Depois de B. Negão, que lançou no ano passado um dos melhores álbuns da nova cena musical brasileira, o explosivo Enxugando o Gelo, chegou a vez de um brother seu e também integrante – ao lado de Marcelo D2 – do sumido grupo Planet Hemp, mostrar com quantas idéias se faz um belo trabalho. O homem se chama Black Alien e o petardo, anotem o nome, Babylon by Gus, Volume I – o Ano do Macaco.
Fazia tempo, desde o já citado debut de B. Negão, o rap/rock brasileiro não se mostrava tão criativo.
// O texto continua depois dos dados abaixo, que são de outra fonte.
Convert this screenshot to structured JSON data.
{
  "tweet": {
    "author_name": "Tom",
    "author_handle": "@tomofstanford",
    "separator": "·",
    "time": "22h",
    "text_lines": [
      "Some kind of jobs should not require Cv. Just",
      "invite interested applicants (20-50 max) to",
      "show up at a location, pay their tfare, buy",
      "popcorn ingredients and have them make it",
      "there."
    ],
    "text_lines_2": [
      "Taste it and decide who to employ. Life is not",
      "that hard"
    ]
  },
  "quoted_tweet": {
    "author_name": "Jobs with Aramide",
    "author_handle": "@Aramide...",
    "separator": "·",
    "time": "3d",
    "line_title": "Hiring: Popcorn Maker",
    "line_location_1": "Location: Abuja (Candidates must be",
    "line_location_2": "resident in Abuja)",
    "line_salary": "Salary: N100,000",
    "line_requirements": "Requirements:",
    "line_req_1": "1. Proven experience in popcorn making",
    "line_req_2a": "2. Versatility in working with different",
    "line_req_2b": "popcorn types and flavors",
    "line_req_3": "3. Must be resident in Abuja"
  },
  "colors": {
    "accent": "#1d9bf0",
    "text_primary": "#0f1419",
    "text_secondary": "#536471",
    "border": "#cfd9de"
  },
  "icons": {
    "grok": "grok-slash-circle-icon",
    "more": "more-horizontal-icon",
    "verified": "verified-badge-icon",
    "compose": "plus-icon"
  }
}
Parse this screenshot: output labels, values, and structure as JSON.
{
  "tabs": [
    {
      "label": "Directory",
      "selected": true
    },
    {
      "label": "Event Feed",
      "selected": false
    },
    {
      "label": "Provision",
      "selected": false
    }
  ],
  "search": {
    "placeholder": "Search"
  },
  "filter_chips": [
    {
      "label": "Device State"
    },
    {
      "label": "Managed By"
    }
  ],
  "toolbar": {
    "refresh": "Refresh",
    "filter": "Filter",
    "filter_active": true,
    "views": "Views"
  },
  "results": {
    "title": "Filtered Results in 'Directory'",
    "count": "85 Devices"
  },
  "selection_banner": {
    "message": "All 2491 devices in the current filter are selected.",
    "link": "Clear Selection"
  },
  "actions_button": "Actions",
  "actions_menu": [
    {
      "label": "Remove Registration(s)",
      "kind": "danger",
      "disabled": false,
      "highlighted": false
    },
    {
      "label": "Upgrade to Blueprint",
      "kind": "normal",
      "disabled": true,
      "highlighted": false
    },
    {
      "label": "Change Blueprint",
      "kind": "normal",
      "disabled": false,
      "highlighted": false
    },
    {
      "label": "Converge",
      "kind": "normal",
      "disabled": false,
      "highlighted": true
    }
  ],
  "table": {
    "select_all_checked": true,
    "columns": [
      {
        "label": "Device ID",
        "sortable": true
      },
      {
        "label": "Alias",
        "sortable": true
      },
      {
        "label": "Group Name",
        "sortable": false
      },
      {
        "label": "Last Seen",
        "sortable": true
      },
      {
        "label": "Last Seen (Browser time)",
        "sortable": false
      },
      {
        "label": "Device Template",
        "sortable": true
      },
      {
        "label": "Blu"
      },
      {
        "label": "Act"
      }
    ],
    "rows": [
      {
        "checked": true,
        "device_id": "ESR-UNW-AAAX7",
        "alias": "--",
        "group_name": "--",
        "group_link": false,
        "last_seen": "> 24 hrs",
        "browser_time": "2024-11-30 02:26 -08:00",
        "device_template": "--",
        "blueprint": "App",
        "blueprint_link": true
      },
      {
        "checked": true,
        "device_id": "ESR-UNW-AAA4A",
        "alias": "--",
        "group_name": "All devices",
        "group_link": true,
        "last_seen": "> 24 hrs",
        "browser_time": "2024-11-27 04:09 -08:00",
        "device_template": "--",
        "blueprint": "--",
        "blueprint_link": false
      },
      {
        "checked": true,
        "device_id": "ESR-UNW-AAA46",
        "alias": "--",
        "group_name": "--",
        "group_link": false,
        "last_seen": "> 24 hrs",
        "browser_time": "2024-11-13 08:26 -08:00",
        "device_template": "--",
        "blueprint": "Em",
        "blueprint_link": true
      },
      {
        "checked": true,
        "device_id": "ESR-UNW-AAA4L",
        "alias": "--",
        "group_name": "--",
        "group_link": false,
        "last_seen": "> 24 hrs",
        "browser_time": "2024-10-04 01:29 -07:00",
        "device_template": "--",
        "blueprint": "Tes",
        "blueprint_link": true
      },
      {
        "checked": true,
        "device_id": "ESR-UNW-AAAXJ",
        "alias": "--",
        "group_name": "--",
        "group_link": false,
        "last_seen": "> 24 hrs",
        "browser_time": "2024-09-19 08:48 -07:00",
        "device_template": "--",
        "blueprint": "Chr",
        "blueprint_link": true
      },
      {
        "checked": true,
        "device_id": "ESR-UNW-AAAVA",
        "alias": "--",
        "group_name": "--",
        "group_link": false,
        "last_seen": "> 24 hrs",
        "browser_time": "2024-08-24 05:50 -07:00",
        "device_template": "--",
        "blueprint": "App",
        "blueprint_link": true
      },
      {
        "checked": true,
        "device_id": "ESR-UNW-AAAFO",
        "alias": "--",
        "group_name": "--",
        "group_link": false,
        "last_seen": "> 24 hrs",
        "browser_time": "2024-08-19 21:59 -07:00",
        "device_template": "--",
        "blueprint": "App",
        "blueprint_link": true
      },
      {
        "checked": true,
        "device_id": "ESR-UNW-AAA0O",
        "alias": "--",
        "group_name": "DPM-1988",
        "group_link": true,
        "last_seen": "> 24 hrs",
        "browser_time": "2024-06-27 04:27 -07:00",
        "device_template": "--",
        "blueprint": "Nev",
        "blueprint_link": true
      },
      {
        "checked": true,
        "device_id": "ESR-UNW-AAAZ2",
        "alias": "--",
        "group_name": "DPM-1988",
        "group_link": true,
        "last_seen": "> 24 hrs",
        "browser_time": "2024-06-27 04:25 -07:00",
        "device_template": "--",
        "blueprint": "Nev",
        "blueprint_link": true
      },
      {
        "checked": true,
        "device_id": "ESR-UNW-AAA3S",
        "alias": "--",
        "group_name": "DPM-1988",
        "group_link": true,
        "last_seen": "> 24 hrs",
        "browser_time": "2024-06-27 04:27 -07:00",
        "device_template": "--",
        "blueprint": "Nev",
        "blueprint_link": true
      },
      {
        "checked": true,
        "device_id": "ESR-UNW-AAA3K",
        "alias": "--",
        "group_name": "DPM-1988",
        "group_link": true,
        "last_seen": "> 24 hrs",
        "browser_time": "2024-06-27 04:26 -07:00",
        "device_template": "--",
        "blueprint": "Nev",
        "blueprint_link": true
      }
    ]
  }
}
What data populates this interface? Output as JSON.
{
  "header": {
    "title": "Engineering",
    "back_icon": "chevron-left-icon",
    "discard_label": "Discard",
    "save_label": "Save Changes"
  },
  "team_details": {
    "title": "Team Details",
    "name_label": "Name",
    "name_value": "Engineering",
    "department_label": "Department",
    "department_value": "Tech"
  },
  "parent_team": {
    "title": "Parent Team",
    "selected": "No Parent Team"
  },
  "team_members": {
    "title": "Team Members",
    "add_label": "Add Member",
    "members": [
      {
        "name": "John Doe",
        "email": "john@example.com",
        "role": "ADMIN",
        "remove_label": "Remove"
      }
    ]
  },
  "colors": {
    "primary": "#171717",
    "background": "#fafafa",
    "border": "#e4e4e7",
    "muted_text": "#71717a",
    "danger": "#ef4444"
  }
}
Diferentemente da escola de Pavilhão 9 e do até então onipresente Racionais MC, que aposta numa poesia e som mais crus, o inspirado CD de Alien navega impávido no mar da sofisticação.
O rapper Black Alien, contou para isso com a ajuda do produtor de Alexandre Basa, que já havia trabalhado com o pessoal do Instituto (uma reunião de vários artistas em torno de algum projeto artístico-cultural) paulista reconhecido pelo bom gosto e elaboração musical.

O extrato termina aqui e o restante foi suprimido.